Stocks stable as dollar fluctuates ahead of US data

Stocks stable as dollar fluctuates ahead of US data

LONDON (Reuters) – Global stocks stabilized on Tuesday, supported by investors’ conviction that the Federal Reserve (US central bank) will not raise interest rates again, which kept the dollar at its lowest levels in three months and supported gold above $2,000 an ounce.

Traders will have to evaluate data this week on how the US economy performed in the third quarter, along with the headline reading on consumer inflation and spending – both of which could be instrumental in setting expectations for the timing of the first rate cut.

The MSCI World Index (.MIWD00000PUS) was last flat during the day, still on track for its best month in three years, up 8.5% in November. The dollar, which lost 3.2 percent of its value against a basket of currencies this month, rose 0.1 percent, near its lowest levels in three months.

European stocks fell 0.5 percent, driven by losses in pharmaceutical and consumer goods companies, while US stock futures saw little change.

This week, the spotlight will be on the US October Personal Consumption Expenditures (PCE) report due on Thursday, which includes core PCEs, said to be the Fed’s preferred measure of inflation, and Eurozone consumer inflation figures for greater clarity on… The direction in which prices and monetary policy are heading. .

Consumer inflation, as measured by the Consumer Price Index, is 3.2%, having fallen from 3.7% in September, and the core personal consumption expenditures index, which reached 3.7% in September, is unlikely to buck this trend. What may give traders more pause for thought is the spending component of the personal consumption expenditures report, according to Lombard economist Odier Sami Char.

“This is important because the market is, essentially, entirely based on a ‘soft landing’ scenario, where inflation continues to decline, with slow growth, allowing the Fed to cut rates four times next year starting in March. This is a very complacent scenario.” He said.

“Everything has to go right and in the Fed’s direction for this scenario to play out and actually come true. So the spending data is where we get some new information,” he said.

The resilience of the American consumer, thanks in part to a strong labor market, helped the United States outperform most other advanced economies last year.

Futures markets show that traders expect US interest rates to remain at 5.25-5.50%, with a slim chance of a first cut by March and at least three subsequent cuts that would bring interest rates closer to 4.25-4.5% by the end of 2024.

Gold traders will also be closely monitoring US inflation numbers. The price reached six-month highs above $2,000, driven by a weaker dollar and lower Treasury yields.

Policymakers at a number of central banks have reiterated their commitment to keeping interest rates high enough to bring inflation down towards their targets.

Eurozone inflation data this week should keep this debate alive in European markets.

Relentless in the fight against inflation

European Central Bank President Christine Lagarde said on Monday that the central bank’s battle to contain price growth is far from over, pointing to continued strong wage growth and an uncertain outlook even as inflation pressures ease in the euro zone.

Federal Reserve Chairman Jerome Powell is also speaking on Friday and traders will scrutinize his words to gauge which direction interest rates may be headed.

10-year Treasury yields, which fell by the most in a month since March, were unchanged in November, at 4.392%, holding on to price gains after data on Monday showed new home sales fell more than expected in October as high mortgage interest rates eased. . Affordability.

Short-term yields were slightly higher, following auctions on Monday of more than $100 billion of new supply of two- and five-year bonds. ,

In currencies, the Japanese yen, which often tracks US yields, strengthened, leaving the dollar down 0.1 percent to 148.58 and putting the Nikkei (.N225) index under modest pressure, although the index is approaching its highest levels since the 1990s, rising 8 percent since the beginning of the year. General.
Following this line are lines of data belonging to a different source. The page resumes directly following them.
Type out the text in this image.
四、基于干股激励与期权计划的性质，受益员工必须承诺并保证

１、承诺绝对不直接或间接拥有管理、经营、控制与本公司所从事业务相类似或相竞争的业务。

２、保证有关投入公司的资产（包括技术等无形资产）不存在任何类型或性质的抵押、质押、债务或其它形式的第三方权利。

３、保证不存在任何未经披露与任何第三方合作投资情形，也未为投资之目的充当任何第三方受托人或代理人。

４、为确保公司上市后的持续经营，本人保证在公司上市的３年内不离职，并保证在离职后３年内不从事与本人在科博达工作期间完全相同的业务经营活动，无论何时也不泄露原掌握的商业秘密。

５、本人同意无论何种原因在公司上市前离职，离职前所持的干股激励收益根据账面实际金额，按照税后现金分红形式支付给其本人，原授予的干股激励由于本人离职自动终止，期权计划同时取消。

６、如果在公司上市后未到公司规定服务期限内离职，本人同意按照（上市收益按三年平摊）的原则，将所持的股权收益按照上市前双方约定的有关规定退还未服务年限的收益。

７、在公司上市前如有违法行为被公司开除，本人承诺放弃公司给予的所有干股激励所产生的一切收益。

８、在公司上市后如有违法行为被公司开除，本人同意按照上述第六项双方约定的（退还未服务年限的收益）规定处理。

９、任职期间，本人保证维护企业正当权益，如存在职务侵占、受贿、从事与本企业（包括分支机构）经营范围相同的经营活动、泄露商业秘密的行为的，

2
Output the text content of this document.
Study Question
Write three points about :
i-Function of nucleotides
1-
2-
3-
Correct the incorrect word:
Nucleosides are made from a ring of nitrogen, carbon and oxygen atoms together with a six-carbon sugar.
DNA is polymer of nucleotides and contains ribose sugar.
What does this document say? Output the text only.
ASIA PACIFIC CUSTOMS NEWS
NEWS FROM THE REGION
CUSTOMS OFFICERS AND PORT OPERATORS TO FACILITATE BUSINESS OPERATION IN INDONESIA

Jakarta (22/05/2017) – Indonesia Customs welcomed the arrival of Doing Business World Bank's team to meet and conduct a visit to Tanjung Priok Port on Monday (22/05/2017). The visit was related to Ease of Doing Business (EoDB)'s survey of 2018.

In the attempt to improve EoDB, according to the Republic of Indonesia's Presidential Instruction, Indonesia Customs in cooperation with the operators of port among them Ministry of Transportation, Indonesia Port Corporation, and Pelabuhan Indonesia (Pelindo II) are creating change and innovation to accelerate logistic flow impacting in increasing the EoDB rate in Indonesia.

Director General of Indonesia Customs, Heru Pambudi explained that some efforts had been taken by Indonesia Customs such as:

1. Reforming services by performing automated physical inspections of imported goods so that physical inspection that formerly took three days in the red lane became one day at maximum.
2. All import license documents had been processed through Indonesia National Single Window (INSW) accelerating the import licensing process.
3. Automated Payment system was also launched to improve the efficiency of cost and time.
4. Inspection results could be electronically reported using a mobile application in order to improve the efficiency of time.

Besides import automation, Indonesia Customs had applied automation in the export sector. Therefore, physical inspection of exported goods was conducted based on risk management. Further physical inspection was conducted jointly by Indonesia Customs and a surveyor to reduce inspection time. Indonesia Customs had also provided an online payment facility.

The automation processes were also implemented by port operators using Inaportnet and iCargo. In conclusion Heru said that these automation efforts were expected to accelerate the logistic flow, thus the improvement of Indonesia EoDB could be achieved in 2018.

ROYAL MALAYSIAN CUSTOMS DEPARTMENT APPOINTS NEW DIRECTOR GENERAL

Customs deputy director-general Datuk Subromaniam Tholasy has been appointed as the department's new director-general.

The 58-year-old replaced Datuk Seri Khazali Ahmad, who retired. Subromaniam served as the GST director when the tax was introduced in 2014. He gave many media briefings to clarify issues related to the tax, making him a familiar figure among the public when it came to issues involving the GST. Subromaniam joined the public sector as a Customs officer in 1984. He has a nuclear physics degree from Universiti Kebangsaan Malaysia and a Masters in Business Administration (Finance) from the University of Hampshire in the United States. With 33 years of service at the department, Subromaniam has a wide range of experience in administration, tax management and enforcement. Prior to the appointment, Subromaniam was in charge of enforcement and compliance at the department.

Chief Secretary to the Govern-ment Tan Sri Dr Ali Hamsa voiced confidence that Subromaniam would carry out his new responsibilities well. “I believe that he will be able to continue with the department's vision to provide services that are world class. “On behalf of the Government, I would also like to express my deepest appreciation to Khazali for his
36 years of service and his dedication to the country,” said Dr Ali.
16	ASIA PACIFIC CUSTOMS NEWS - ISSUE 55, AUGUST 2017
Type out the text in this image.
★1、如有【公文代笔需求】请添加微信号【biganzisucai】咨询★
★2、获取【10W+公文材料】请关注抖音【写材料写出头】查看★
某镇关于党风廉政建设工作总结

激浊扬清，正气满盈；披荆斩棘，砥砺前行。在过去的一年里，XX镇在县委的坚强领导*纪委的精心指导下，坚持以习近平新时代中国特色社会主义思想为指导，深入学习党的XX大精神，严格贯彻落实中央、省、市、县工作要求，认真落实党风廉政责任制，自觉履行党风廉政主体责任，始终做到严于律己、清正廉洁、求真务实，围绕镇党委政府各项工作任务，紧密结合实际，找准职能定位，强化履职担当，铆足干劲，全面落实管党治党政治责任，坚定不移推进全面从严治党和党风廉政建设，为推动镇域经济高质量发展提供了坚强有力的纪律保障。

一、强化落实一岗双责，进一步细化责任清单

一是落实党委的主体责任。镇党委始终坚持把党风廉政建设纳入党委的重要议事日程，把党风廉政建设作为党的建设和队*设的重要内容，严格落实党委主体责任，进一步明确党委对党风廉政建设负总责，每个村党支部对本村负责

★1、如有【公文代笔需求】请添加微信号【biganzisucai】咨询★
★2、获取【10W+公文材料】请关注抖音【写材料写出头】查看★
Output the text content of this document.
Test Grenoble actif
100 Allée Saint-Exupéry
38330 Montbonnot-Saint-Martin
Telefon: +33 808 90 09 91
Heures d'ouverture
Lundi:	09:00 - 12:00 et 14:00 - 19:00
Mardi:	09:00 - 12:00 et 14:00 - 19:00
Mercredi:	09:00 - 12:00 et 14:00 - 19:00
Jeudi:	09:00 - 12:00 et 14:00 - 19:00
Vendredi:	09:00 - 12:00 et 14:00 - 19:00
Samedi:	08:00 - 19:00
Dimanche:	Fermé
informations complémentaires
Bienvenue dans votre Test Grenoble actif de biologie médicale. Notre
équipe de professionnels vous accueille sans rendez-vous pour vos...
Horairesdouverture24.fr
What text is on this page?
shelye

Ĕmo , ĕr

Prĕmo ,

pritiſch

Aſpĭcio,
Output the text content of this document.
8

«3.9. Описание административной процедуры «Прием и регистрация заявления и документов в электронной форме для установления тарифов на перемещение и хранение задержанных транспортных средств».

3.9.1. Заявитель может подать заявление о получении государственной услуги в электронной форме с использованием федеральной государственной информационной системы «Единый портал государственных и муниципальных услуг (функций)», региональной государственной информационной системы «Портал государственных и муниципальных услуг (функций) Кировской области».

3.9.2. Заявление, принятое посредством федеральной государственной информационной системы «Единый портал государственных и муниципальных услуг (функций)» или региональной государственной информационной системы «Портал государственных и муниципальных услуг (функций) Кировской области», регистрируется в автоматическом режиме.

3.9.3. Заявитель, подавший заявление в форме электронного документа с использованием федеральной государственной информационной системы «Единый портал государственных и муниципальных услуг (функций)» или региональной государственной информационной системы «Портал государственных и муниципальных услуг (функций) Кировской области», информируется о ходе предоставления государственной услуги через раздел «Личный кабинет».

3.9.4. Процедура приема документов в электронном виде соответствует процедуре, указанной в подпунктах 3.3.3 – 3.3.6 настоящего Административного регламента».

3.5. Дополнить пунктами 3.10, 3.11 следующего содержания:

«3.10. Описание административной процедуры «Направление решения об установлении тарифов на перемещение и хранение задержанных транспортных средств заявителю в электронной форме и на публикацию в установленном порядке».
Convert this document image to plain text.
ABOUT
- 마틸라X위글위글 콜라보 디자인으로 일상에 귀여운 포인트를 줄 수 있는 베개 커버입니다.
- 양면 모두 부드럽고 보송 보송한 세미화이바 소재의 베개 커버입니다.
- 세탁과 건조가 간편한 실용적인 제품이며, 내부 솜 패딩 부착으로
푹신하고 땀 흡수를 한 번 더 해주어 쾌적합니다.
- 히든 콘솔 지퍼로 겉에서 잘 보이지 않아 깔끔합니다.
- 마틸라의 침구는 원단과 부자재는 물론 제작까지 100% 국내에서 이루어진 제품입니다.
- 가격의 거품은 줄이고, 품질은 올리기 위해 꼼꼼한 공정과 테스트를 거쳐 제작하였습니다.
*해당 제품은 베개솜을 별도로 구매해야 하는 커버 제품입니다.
Month.

The euro settled at $1.09505.

As the dollar fell slightly during the day, oil prices rose, with Brent crude rising 0.7% to $80.57 per barrel, while US crude futures rose 0.9% to $75.49.

Volatility in the oil market increased this week due to the OPEC+ group of major exporters meeting this week to discuss production targets.

“The Saudis and OPEC+ have become accustomed to surprising the markets in recent years when it comes to their meetings. However, with aggressive cuts already in place, it leaves one wondering to what extent the group can surprise the market with deeper cuts than others,” said Warren Patterson, a strategist at ING: “Cutbacks are expected.”

Meanwhile, gold rose 0.1% to $2,015 per ounce.

Additional reporting by Ankur Banerjee; Editing by Sam Holmes, Kim Coghill and Ed Osmond

Our Standards: The Thomson Reuters Trust Principles.